The sharp attacks by Mousavi came during a fierce 90-minute debate with Ahmadinejad that was broadcast throughout Iran by state TV. There are no private television stations in Iran.

Mousavi accused Ahmadinejad of moving Iran towards “dictatorship” and said that the president’s foreign policy suffered from “adventurism, illusionism, exhibitionism, extremism and superficiality”. He also took issue with Ahmadinejad’s constant questioning of the Holocaust, saying that it harmed the country’s standing with the rest of the world and undermined its dignity.

“For the past four years you kept saying that the United States is collapsing, that Israel is collapsing, that France is collapsing ... Your foreign policies have been based on 'illusional perceptions'”, Mousavi charged.

Ahmadinejad, who opened the debate, presented himself as a lonely incumbent who was being challenged by a powerful circle of leaders eager to bring him down. He added that two former presidents, Ali Akbar Hashemi Rafsanjani and Mohammad Khatami, were supporting Mousavi to end his tenure.

He suggested that some leaders who opposed his policies had indulged in inappropriately lavish lifestyles. Ahmadinejad’s remarks suggested a deepening divide between the president and a number of influential leaders, including some conservatives who have been his supporters.

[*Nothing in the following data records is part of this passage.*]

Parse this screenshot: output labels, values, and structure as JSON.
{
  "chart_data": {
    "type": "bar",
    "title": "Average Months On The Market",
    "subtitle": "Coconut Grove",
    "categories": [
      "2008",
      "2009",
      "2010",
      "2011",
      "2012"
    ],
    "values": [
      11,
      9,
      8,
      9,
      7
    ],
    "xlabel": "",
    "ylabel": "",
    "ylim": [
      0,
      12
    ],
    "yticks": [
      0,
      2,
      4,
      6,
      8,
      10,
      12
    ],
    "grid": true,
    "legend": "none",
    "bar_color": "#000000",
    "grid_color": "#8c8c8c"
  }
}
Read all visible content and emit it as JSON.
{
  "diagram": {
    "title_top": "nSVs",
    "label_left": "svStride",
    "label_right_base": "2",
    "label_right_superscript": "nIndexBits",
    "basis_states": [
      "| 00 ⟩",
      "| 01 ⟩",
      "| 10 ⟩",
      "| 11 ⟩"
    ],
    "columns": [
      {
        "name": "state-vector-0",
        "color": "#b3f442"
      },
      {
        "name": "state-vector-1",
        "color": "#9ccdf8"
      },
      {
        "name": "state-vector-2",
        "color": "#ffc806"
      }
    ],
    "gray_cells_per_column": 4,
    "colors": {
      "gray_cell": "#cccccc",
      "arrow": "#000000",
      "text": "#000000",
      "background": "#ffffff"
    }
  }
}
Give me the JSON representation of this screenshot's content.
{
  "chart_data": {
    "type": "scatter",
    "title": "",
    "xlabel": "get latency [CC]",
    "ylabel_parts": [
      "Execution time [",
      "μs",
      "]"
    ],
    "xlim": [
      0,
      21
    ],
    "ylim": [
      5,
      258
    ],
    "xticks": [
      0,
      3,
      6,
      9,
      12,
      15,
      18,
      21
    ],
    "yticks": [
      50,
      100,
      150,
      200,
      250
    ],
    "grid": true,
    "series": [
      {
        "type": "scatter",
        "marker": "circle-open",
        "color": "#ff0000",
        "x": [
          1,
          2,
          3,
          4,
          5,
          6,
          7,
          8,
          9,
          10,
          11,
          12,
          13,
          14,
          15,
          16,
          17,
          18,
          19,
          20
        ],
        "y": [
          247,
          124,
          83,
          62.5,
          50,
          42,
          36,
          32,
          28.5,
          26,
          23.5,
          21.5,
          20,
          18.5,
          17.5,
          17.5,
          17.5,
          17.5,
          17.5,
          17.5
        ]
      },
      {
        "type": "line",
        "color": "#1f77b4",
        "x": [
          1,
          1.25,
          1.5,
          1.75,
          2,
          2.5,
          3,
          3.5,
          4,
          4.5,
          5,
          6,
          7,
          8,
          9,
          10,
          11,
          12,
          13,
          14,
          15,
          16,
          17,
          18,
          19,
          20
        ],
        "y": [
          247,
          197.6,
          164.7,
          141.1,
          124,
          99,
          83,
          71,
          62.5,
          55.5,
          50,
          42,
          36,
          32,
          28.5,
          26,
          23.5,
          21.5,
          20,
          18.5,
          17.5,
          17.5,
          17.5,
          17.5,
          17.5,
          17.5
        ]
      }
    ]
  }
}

Support for Ahmadinejad, who is a religious conservative, appears to have weakened, and he is now widely criticised for Iran’s economic malaise.

The debate was expected to concentrate on the economy, but it devolved into a series of personal attacks. At one point, an angry Ahmadinejad pulled out a photo of Mousavi’s wife, Zahra Rahnavard, and accused her of having entered a graduate programme without taking the highly competitive entrance exam.